Kamis, 18 Februari 2010

Citra versus Etika

Menurut kamus Bahasa Indonesia, pengertian citra adalah rupa atau gambaran. Citra atau gambaran seorang individual seringkali dinilai dari luar maupun dalam. Gambaran dari luar biasanya dinilai dari bagaimana individu itu berpenampilan, sedangkan gambaran dari dalam biasanya dinilai melalui perilaku individu tersebut.
Hal yang sama berlaku pula untuk organisasi, lembaga atau kelompok komunitas yang melibatkan banyak individu yang terhimpun dalam satu wadah. Citra organisasi dapat dinilai berdasar bagaimana organisasi tersebut menyikapi suatu permasalahan. Tetapi, organisasi juga dapat dinilai berdasar tampilan luar mereka, misalnya fasilitas yang mereka miliki.
Sedangkan, menurut Kamus Bahasa Indonesia, pengertian etika adalah ilmu pengetahuan tentang asas-asas akhlak (moral). Etika individu atau organisasi hanya dapat dinilai dengan bagaimana mereka menyikapi individu lain, organisasi lain, atau sebuah permasalahan.
Etika erat kaitannya dengan citra. Citra bisa sangat tergantung dengan etika. Ketika etika individu atau organisasi dinilai tidak baik, maka saat itu juga citranya dinilai tidak baik.
Saat ini, masyarakat banyak meributkan mengenai pemerintah yang berusaha lebih meningkatkan citra mereka dengan beragam fasilitas mewah dibanding mengurusi masalah-masalah di masyarakat. Sebagai contoh konkret, adanya wacana pembelian pesawat kepresidenan yang menghabiskan dana negara tujuh ratus milyar rupiah, perbaikan pagar istana negara yang memakan biaya dua milyar, dan pemberian fasilitas mobil dinas kepada anggota parlemen seharga satu koma tiga milyar per mobil. Belum fasilitas rumah mewah yang disediakan bagi anggota DPR-RI dan kenaikan gaji yang sebentar lagi akan mereka dapatkan.
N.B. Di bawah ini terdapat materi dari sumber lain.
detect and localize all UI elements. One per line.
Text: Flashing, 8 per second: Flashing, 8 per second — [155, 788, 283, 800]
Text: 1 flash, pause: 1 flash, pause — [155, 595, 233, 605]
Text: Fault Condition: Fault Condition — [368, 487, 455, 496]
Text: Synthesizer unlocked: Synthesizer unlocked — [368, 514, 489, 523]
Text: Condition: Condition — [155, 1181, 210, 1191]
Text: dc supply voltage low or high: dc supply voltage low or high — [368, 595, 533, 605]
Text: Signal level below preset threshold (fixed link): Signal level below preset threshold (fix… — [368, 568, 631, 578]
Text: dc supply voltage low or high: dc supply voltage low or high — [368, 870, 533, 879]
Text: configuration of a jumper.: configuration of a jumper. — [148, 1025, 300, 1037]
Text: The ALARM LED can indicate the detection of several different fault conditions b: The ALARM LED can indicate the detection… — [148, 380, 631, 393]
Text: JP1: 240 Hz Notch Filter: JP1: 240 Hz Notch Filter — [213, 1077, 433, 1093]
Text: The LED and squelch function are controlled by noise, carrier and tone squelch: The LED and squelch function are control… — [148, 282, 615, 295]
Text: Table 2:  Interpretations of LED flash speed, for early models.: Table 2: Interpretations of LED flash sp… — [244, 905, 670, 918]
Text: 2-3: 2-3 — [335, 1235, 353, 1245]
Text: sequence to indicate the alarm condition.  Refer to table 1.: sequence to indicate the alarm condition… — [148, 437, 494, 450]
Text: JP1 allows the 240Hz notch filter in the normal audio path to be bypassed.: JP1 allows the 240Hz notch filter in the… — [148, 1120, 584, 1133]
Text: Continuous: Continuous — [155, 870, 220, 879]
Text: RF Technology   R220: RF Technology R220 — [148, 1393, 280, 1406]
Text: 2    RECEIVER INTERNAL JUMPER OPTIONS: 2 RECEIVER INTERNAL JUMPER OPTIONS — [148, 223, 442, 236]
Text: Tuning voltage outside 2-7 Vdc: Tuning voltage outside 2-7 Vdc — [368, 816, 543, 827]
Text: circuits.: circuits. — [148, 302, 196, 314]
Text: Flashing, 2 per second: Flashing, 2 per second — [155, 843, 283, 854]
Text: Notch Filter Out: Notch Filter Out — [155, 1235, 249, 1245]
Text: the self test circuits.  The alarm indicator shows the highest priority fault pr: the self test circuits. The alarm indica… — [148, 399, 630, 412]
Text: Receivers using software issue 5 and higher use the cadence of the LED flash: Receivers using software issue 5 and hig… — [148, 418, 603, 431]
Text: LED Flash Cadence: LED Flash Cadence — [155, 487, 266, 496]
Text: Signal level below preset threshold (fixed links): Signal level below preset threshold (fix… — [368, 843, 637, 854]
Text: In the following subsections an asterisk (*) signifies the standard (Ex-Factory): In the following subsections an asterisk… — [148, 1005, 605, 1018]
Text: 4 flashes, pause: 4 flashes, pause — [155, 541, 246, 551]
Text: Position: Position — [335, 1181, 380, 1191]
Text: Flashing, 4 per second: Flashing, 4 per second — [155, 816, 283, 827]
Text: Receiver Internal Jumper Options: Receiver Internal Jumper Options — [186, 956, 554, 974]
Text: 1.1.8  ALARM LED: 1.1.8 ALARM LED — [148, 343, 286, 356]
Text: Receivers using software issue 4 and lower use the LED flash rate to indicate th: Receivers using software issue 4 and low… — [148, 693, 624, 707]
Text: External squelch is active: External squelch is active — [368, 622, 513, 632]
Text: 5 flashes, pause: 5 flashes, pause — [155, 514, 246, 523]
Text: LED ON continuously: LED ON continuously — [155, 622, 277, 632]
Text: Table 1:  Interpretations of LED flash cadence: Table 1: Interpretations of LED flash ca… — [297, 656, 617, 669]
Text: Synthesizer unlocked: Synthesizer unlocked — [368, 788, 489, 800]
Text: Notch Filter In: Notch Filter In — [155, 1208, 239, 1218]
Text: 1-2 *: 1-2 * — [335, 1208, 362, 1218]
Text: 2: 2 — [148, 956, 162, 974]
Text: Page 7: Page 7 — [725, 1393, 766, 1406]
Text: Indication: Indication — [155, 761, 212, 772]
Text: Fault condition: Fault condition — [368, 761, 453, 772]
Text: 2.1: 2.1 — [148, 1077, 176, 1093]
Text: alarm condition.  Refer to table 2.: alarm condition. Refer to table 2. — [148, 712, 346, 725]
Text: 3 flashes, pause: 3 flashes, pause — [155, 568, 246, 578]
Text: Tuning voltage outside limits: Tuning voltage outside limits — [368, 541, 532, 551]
Sungguh suatu ironi yang tragis. Masalah kemasyarakatan masih banyak terjadi dimana-mana. Berbagai masalah sosial yang banyak terjadi, misalnya saja masih banyak anak yang menderita gizi buruk, pencurian dan perampokan, kelaparan, belum tersedianya fasilitas yang memadai di daerah-daerah terpencil, dan masih banyak lagi, belum ditanggapi secara serius. Di saat rakyat sedang menderita, pemerintah dan kalangan elit malah berusaha meningkatkan citra luar mereka.
Berbanding terbalik dengan citra luar, pemerintah sepertinya tidak berniat meningkatkan citra dalam mereka, dalam hal ini etika. Hal ini dapat dilihat paling jelas dalam rapat anggota Pansus Century beberapa waktu lalu. Saat itu, beberapa anggota elit pemerintahan malah bersitegang dan mengeluarkan kata-kata yang tidak sepantasnya dikeluarkan. Apalagi, rapat yang dimaksud adalah rapat untuk menyelesaikan masalah besar negara yang sangat ditunggu penyelesaiannya oleh banyak pihak. Rapat yang seharusnya dilangsungkan dengan kepala dingin dan etika rapat yang baik, malah berlangsung dengan kepala panas yang mengakibatkan etika rapat seperti dilupakan.
Peningkatan citra luar yang dilakukan pemerintah tidak diikuti dengan peningkatan citra dalam, yang seharusnya lebih penting. Jika pemerintah ingin rakyat lebih mengapresiasi dan menghargai pemerintah, maka seharusnya pemerintah dapat meningkatkan citra mereka, lebih-lebih citra yang memihak rakyat. Caranya dapat dilakukan dengan meningkatkan kinerja, tidak mengeluarkan kebijakan yang bertentangan dengan kondisi rakyat sekarang, dan masih banyak cara lain lagi yang dapat dilakukan.
Dengan begitu, diharapkan antara rakyat dan pemerintah dapat terjadi kesinambunga, saling mendukung.